Father’s Day weekend saw 11 people murdered, including four children, Brown said. One of them was a 3-year-old boy, another victim was a 13-year-old girl and the other two were teenage boys who had gone out to buy candy.

“Children in Chicago should not have to worry about walking just blocks from home to buy candy, candy, and never returning,” Brown said.

Brown said the issue is not police, who he said are “working hard,” but violent offenders who are not jailed or are put on electronic monitoring — “which no one is really monitoring.”

“We need violent felons to stay in jail longer, and we need improvements to the home monitoring system,” Brown said. “We also must collaborate with our criminal justice partners to create a safer Chicago.”

Besides the lack of jail time for violent offenders, the violence is being fueled by gangs, guns and drugs, Brown said.

Police officers took in 77 guns over the weekend and arrested 43 people for gun crimes, Brown said. This year, officers have taken in 4,468 guns so far.

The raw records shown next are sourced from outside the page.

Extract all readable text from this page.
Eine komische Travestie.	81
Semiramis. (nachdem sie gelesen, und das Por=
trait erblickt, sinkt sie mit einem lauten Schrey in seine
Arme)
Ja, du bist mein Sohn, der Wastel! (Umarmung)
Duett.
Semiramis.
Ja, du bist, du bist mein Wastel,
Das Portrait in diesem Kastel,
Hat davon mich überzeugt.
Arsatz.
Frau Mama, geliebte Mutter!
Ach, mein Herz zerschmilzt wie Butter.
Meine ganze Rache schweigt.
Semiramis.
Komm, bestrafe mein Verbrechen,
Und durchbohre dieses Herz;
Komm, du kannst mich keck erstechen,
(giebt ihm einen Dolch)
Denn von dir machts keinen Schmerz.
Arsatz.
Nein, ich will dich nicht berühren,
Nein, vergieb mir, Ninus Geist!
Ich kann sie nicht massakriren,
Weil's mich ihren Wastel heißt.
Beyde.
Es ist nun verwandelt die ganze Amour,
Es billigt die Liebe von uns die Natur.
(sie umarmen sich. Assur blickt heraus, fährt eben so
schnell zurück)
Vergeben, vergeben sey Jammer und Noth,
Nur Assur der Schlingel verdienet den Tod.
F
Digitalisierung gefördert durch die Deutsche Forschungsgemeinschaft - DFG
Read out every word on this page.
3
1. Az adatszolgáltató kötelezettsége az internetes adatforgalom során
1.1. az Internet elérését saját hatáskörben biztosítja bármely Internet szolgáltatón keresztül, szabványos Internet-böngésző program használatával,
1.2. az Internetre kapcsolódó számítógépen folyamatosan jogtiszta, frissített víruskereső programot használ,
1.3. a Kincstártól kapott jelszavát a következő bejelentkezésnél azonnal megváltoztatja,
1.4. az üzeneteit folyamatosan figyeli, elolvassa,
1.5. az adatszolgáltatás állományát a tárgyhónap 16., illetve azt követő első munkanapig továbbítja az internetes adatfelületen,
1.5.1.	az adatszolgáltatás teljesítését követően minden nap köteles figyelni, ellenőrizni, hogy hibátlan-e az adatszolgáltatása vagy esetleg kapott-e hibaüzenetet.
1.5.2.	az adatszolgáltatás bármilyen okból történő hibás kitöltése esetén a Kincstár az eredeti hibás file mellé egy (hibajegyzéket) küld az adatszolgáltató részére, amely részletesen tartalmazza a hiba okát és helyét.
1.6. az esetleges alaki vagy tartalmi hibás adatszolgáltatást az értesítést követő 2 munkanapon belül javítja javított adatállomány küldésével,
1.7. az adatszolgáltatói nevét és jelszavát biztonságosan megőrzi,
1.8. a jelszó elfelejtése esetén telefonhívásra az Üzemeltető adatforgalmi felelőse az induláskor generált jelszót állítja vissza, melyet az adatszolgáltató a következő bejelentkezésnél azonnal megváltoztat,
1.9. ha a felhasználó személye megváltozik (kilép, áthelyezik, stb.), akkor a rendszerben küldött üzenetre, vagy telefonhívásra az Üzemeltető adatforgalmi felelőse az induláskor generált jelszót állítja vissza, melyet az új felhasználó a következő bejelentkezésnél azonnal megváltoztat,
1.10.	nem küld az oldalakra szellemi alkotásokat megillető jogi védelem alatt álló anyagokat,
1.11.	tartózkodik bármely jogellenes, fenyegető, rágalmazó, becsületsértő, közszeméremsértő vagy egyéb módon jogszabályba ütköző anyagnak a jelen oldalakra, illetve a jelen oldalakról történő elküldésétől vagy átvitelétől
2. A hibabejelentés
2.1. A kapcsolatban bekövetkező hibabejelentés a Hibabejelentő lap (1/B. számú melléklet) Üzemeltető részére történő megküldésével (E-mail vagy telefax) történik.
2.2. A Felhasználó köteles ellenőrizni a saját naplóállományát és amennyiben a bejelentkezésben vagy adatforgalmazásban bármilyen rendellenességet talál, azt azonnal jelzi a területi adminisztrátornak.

Police have also stopped drivers 163,419 times and arrested 28,145 people this year, Brown said.

The Police Department’s “endgame strategy is to arrest violent felons,” Brown said, but too often they’re “getting right out of jail.”

“We’re constantly adjusting, readjusting, redeploying our resources based on realtime crime data. But at the end of the day, our endgame is arresting violent felons,” Brown said. “And if violent felons don’t spend enough time in jail, we need more cooperation and collaboration for other parts of the criminal justice system. And we expect we will collaborate.”

At the same time, the superintendent said he wouldn’t “finger point” and say who was responsible for violent offenders being out on the streets, saying he’d rather collaborate with the city’s criminal justice agencies.

Brown has previously said his goal is for Chicago to have fewer than 300 murders per year — which looks increasingly unlikely for 2020, as more than 250 people have already been slain.

Still, Brown said Chicago can “achieve above and beyond where we currently stand.”

“There’s no easy button to cutting murders down to 300 or below,” Brown said. “What I will say, if New York can do it, if LA can do it, there’s no reason why Chicago can’t do it. And we have to believe we can do it.”

Despite the weekend violence, Mayor Lori Lightfoot said she is sticking by Brown and thinks he will end up being one of the city’s best superintendents by the end of his term.

“Supt. Brown has been here for eight weeks. He’s a tremendous leader. He has walked into a very difficult circumstance …,” Lightfoot said during a separate Monday press conference. “think David Brown is a great leader. I think he’s dug in. He really understands the department well. And I think he’s gonna end up being one of the best superintendents in the history of the department.”